マルウェア
「マルウェア」というのは、悪意のあるプログラムのことです。「(広義の)ウイルス」とも呼びます。マルウェアがコンピューターに組み込まれてしまう(「感染する」と言います)と、コンピューターは正常に機能しません。それが脅威となったり、サイバー犯罪に利用されることが多いです。
マルウェアは、性質によって、主に次のようなタイプに分けられます。1.ウイルス(狭義)。2.ワーム。3.トロイの木馬。4.スパイウェア。5.ボット。
人によっては、ウイルス・ワーム以外を「マルウェア」と呼ぶ方もいらっしゃいます。上記のタイプ分別は公に決められたものではありません。人によってもウイルス対策ソフトによっても、タイプの分け方が異なります(ウイルス(狭義)とワームは性質が似ているので区別せず、両方のタイプを合わせて「ワーム」という一つのタイプと呼ぶなど)。

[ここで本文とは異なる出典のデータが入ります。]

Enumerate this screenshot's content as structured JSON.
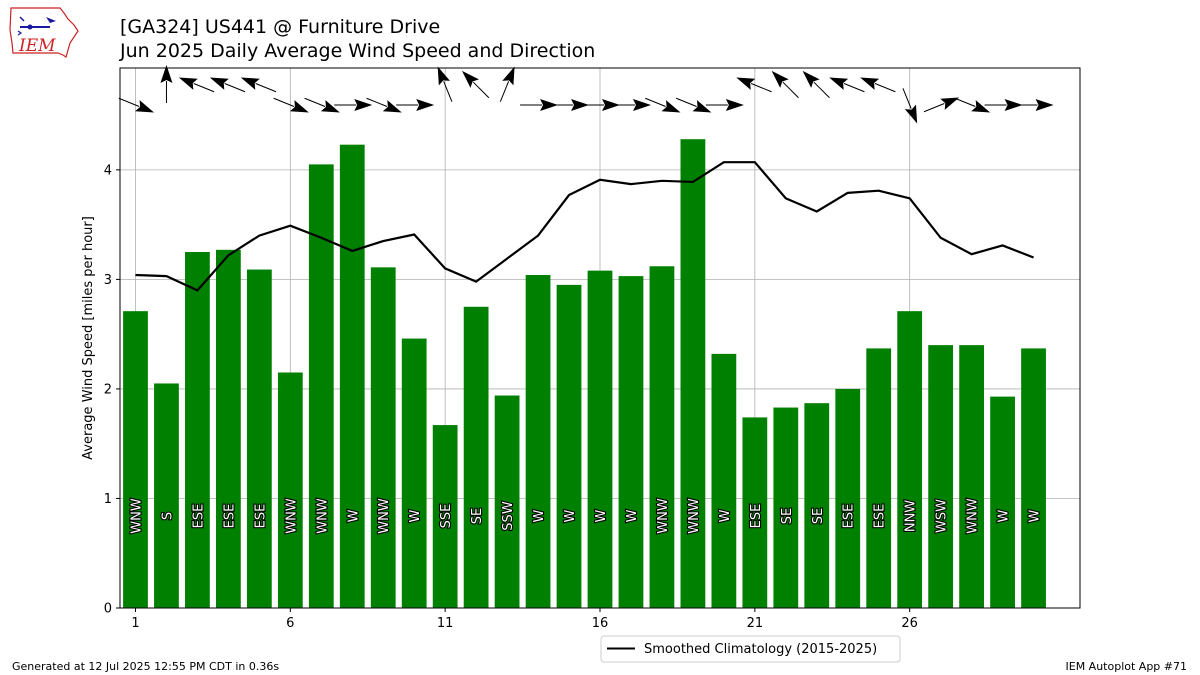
{
  "header": {
    "title_line1": "[GA324] US441 @ Furniture Drive",
    "title_line2": "Jun 2025 Daily Average Wind Speed and Direction"
  },
  "logo": {
    "text": "IEM"
  },
  "footer": {
    "left": "Generated at 12 Jul 2025 12:55 PM CDT in 0.36s",
    "right": "IEM Autoplot App #71"
  },
  "colors": {
    "bar": "#008000",
    "line": "#000000",
    "grid": "#b0b0b0",
    "logo_red": "#cc2222",
    "logo_blue": "#1a1aa0"
  },
  "chart_data": {
    "type": "bar",
    "ylabel": "Average Wind Speed [miles per hour]",
    "xlim": [
      0.5,
      31.5
    ],
    "ylim": [
      0,
      4.93
    ],
    "xticks": [
      1,
      6,
      11,
      16,
      21,
      26
    ],
    "yticks": [
      0,
      1,
      2,
      3,
      4
    ],
    "grid": true,
    "x": [
      1,
      2,
      3,
      4,
      5,
      6,
      7,
      8,
      9,
      10,
      11,
      12,
      13,
      14,
      15,
      16,
      17,
      18,
      19,
      20,
      21,
      22,
      23,
      24,
      25,
      26,
      27,
      28,
      29,
      30
    ],
    "values": [
      2.71,
      2.05,
      3.25,
      3.27,
      3.09,
      2.15,
      4.05,
      4.23,
      3.11,
      2.46,
      1.67,
      2.75,
      1.94,
      3.04,
      2.95,
      3.08,
      3.03,
      3.12,
      4.28,
      2.32,
      1.74,
      1.83,
      1.87,
      2.0,
      2.37,
      2.71,
      2.4,
      2.4,
      1.93,
      2.37
    ],
    "direction_labels": [
      "WNW",
      "S",
      "ESE",
      "ESE",
      "ESE",
      "WNW",
      "WNW",
      "W",
      "WNW",
      "W",
      "SSE",
      "SE",
      "SSW",
      "W",
      "W",
      "W",
      "W",
      "WNW",
      "WNW",
      "W",
      "ESE",
      "SE",
      "SE",
      "ESE",
      "ESE",
      "NNW",
      "WSW",
      "WNW",
      "W",
      "W"
    ],
    "arrow_directions_deg": [
      292,
      180,
      112,
      112,
      112,
      292,
      292,
      270,
      292,
      270,
      158,
      135,
      202,
      270,
      270,
      270,
      270,
      292,
      292,
      270,
      112,
      135,
      135,
      112,
      112,
      338,
      248,
      292,
      270,
      270
    ],
    "arrow_rows": [
      "low",
      "high",
      "high",
      "high",
      "high",
      "low",
      "low",
      "low",
      "low",
      "low",
      "high",
      "high",
      "high",
      "low",
      "low",
      "low",
      "low",
      "low",
      "low",
      "low",
      "high",
      "high",
      "high",
      "high",
      "high",
      "low",
      "low",
      "low",
      "low",
      "low"
    ],
    "series": [
      {
        "name": "Smoothed Climatology (2015-2025)",
        "type": "line",
        "values": [
          3.04,
          3.03,
          2.9,
          3.22,
          3.4,
          3.49,
          3.38,
          3.26,
          3.35,
          3.41,
          3.1,
          2.98,
          3.19,
          3.4,
          3.77,
          3.91,
          3.87,
          3.9,
          3.89,
          4.07,
          4.07,
          3.74,
          3.62,
          3.79,
          3.81,
          3.74,
          3.38,
          3.23,
          3.31,
          3.2
        ]
      }
    ]
  }
}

マルウェアに感染する経路は、主に次の5つです。1.USBメモリなどの外部記録媒体。2.eメールの添付ファイル。3.HTMLメール。4.ファイルのダウンロード。5.WEBページの閲覧。
少し補足しますと、1.人からもらった外部記録媒体をパソコンで利用したら(USB接続したり、CD-Rを読み込むなど)、それに入っていたマルウェアがパソコンに入ってしまって感染します。2.eメール(インターネットを利用したメールのこと)の添付ファイルそのものがマルウェアで、添付ファイルを開くと感染します。3.HTMLメールにマルウェアが含まれていて、HTMLファイルを開く(読む)と感染します。4.あるWEBページからファイルをダウンロードしたり、ファイル共有ソフトを利用してファイルをダウンロードすると、そのファイルがマルウェアであって感染します。5.あるサイトに行くだけ(WEBページの閲覧)で、マルウェアがダウンロードされて感染します。
マルウェアは、これまでに多くの人が作ってきて、あまりにもたくさんのプログラムが出回ってきました。それぞれは、公の名前がないものも多く、ウイルス対策ソフトによって名前が異なっていることがあります。また、さまざまな症状を起こすマルウェアも多く、タイプが定まりにくいものもあります。ですから、同じようなマルウェアでも、ウイルス対策ソフトによっては、別のタイプに分類されていることがあります。